The reality of life as a non binary person is that of non-existence. That statement might seem dramatic, yet it is true. Certainly in some, if not all, areas of existence. The simple act of going to the toilet is one of deciding who you are, male…or female? Will my appearance get me thrown out of one? Do I feel comfortable using the other?
Sometimes, or in fact most of the time, the world around us insists on a binary gender system. On a system of male / female. Therefore a non binary person is often forced to play the role of male or female. They are made to assume the feminine or masculine appearance that most closely aligns with the way they feel or want to be regarded. Can you see the difficulty here, for someone who is neither male nor female? In our society there is no real way of presenting as neither, every person it seems simply must be categorised as one or the other. There is no grey in between.

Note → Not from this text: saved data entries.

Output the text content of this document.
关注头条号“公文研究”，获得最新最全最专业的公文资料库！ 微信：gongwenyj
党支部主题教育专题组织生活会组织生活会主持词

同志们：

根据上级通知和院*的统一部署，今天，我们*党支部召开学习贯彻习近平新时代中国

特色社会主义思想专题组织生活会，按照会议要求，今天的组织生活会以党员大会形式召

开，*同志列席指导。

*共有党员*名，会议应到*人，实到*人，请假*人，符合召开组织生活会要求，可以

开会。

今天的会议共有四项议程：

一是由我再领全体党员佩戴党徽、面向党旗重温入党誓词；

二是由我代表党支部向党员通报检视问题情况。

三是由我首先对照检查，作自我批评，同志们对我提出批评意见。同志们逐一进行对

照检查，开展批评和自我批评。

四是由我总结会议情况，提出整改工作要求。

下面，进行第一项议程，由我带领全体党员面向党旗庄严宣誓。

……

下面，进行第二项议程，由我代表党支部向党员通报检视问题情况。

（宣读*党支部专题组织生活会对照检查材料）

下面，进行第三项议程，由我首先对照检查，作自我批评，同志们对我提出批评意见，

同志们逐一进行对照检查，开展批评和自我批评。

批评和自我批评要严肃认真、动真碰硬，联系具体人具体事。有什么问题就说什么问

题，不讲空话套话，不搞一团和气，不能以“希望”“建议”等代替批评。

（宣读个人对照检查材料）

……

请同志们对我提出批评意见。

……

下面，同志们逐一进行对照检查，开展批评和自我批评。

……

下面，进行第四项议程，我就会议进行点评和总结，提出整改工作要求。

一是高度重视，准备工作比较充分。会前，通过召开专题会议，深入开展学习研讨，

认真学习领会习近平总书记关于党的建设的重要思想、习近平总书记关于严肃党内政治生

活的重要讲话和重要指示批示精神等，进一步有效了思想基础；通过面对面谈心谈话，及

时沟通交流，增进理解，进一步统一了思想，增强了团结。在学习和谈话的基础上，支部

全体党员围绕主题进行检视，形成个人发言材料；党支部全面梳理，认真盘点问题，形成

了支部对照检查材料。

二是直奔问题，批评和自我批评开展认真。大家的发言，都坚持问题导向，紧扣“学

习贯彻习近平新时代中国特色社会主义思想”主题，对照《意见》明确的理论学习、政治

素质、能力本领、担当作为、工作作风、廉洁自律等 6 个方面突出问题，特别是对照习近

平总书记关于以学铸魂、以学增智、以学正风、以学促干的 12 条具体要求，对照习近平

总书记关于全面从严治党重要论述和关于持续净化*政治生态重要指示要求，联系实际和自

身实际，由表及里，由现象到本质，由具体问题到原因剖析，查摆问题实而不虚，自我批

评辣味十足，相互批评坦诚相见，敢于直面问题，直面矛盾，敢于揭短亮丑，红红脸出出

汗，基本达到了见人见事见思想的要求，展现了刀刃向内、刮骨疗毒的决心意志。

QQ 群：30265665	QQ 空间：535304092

A non binary employee is forced to change in the disabled toilet so as to “not upset” other staff members. They don’t have a male body, nor do they present as female. There is no space for them.
A non binary person is not welcomed at either the male nor the female sports teams. They were assigned male so “have the advantage over women” yet they do not look “male enough” with their make up and skirt to join the men’s team.
A non binary person hold the desperate urge to pee because they do not feel safe in the men’s or women’s and there is not disabled access.
A non binary person stares at the form in front of them, there is no box for their gender. No option for their title. No acknowledgement of their identity.
There are days when it truly feels as though I (we…the enby population) are non existent. There are days when I have the energy to fight for my identity, and other days when I accept that a binary gender is just what I have to deal with.
However, when we discuss other “in betweens” we seem so much more ready to accept that the world is not black and white. A white person may be half middle eastern. A black person may be half Caucasian. We readily accept that addiction isn’t as black and white as a choice to continue, that poverty isn’t just caused by overspending or unemployment. We are fed the lines “it isn’t that black and white” from a young age.
And yet, here I am, trying to convince you and the world just that. Gender isn’t black and white, it’s just not that simple. Take some time to consider the ways in which you recognise the grey areas of existence. Realise that there is no easy black and white answers. And come to terms with the reality that maybe, just maybe, you are the one who needs to change your thinking.